I attended St. Olaf College in Northfield, MN, where I majored in Norwegian and History. During college, I spent almost a year living in Oslo, Norway, where I attended the University of Oslo and completed an internship at the United States Embassy. I have worked for Concordia Language Villages as a pre-K Norwegian teacher and have taught an adult Norwegian language class. Right now, I keep up by writing this Norwegian blog for Transparent Language. Please read and share your thoughts! I will be continuing this blog from my future residence in the Norwegian arctic!


Comments:

  1. Dee Hayward:

    Hallo!
    I’m just writing to say how much I enjoy reading your blog. Your latest on the Tamil Tigers was very interesting – I looked at the international version of the BBC website and there was a small headline stating ‘Tamil Tigers urged to end Fight’ but that was all. Here in the UK reports of the conflict have been on the nightly news several times, but I guess that they’ve been over-shadowed by events closer to home recently, like Alistair Darlings new budget proposals.

    Takk for at du hjelpe meg med mine norsk!

  2. Kari:

    I agree-I think Norway’s involvement in the Sri Lankan conflict is very interesting. BBC must have posted something after I looked at it, or perhaps I missed it!

    I will try to write about other peace efforts that Norway is involved with. It is very unusual that a country the size of Norway and so far removed geographically from much of the world, to play such strong roles in international conflicts.

  3. Dee Hayward:

    Hi again!
    I’ve always found it useful to look at a country’s history if you want to know how/why it has developed, or why it behaves in a certain way. The Vikings were clearly the greatest travellers of their age – one only has to look at how many places they raided/colonised & established trade links with – in Europe and beyond. So in a way Norway (and Scandinavia as a whole), has always punched above its weight in terms of the scope of its international achievments vs. its small populations. Maybe Norway’s determined diplomatic efforts in Sri Lanka & elsewhere are a legacy from that age-old Viking mindset?
    Being in Europe, I don’t think of Norway as being far away – a history lecturer of mine once turned the map of Europe around so that from Norway we were looking down on the rest of the continent. He pointed out that the North Sea must have been the Viking equivalent of the Mediterranean Sea! But to the rest of the world, I guess Norway must seem like a far flung place.

  4. Anna:

    Thank you for sharing. I check many different news sources everyday, and this was the first I’ve read of the Sri Lankan conflict.
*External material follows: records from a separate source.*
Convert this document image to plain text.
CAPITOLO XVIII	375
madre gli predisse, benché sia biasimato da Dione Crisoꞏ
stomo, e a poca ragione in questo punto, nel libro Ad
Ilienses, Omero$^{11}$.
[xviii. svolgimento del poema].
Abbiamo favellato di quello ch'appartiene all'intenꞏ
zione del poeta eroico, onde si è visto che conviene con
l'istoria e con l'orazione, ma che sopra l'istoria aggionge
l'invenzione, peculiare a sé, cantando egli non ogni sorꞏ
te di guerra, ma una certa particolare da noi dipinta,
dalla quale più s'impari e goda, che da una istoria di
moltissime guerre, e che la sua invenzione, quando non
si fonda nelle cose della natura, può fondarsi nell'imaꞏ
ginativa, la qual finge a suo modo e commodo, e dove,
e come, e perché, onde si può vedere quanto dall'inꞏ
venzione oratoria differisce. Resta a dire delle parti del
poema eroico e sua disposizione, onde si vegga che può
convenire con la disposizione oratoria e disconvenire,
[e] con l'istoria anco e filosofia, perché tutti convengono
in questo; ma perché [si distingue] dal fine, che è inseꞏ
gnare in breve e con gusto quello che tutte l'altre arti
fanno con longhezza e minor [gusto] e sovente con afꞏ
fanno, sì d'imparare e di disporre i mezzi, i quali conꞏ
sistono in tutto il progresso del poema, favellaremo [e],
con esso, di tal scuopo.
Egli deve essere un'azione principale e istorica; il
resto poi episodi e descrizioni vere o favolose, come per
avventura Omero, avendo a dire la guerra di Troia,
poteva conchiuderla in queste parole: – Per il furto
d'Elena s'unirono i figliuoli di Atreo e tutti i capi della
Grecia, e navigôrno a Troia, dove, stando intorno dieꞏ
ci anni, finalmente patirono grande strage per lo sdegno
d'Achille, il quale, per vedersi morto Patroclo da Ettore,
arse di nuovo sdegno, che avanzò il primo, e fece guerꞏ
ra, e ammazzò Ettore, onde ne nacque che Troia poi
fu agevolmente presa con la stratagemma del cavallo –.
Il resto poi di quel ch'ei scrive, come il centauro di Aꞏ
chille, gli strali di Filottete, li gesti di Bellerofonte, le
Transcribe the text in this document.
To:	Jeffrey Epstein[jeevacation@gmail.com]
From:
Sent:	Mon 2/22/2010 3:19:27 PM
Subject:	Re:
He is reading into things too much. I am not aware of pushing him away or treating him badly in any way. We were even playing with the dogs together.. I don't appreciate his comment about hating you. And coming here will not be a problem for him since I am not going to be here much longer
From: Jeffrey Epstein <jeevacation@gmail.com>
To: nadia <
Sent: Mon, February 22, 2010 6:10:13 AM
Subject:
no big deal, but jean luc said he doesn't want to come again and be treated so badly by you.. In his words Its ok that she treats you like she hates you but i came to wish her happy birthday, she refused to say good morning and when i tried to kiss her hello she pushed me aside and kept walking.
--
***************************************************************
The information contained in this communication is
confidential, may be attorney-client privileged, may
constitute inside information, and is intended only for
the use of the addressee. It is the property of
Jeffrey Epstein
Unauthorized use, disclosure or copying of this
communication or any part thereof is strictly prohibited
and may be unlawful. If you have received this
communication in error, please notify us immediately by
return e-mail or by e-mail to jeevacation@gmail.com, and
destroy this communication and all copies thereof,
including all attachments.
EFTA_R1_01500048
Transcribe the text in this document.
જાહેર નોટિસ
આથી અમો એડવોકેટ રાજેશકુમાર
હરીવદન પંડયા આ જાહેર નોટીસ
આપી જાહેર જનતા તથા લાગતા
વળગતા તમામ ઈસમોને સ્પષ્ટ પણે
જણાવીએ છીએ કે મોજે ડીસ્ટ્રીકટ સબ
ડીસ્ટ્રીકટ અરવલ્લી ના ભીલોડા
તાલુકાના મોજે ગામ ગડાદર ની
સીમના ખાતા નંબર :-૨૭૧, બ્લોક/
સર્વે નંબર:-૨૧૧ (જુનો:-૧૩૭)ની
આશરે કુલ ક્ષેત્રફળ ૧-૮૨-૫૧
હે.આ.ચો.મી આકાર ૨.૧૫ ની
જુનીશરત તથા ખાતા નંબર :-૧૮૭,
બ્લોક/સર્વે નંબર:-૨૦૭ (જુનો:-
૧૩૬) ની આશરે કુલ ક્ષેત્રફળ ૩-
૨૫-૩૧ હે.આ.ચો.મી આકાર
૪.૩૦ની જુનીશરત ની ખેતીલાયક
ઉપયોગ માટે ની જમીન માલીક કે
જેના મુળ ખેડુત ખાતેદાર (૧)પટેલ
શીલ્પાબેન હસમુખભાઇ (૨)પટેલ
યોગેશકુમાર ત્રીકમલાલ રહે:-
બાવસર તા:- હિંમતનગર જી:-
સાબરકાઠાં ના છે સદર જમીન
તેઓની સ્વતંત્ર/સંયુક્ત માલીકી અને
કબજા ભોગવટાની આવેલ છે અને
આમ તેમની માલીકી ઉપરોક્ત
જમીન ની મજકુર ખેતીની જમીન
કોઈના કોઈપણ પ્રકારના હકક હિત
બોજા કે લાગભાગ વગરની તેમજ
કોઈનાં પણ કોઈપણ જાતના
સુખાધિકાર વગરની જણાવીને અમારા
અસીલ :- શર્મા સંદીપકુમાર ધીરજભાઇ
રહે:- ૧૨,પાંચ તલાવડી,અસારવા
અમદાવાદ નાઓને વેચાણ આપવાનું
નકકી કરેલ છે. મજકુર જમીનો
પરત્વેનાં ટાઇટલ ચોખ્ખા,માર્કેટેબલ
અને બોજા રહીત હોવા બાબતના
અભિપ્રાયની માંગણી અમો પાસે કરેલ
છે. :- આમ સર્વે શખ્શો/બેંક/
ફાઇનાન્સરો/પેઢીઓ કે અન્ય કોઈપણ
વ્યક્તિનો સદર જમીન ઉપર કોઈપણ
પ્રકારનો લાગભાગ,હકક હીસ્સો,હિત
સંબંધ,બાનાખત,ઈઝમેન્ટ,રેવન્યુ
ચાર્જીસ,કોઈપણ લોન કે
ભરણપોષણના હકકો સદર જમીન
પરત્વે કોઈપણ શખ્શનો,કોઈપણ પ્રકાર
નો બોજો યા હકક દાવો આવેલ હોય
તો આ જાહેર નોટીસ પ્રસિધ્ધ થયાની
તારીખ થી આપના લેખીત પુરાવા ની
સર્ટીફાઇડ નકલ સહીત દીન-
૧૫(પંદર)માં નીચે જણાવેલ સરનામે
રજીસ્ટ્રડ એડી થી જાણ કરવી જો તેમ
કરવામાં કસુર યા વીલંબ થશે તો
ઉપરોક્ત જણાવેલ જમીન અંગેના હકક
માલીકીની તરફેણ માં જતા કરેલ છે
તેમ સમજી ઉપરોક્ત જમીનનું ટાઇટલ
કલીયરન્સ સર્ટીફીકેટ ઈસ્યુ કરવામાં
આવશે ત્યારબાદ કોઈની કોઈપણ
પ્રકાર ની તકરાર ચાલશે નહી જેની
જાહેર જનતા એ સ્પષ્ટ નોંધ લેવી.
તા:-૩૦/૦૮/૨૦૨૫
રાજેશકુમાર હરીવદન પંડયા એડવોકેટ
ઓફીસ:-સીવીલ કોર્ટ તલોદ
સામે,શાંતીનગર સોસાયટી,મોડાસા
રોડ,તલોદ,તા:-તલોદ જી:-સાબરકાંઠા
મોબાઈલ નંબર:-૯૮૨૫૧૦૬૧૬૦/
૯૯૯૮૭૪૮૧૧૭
    Since you asked for requests: What is the Norwegian stance on nuclear arms issues with North Korea and Iran (for example)?

    One (small) note- Clinton is not a Senator any longer, she is the Secretary of State.

  5. Kari:

    OK now the Sri Lankan conflict has hit the media. Norway was just on the ball.

  6. Vridhachalempillay:

    If you make a study of the history of ethnic conflicts of the World,this has been one of the bloodiest episodes that History would record impartially. The conflict is based on religious beliefs,linguistic-affinity positions taken and finally economic exploitation of the minority by the majority. Bloodshed is not yet over !

  7. Vridhachalempillay:

    If approved by the group we may think and act firmly.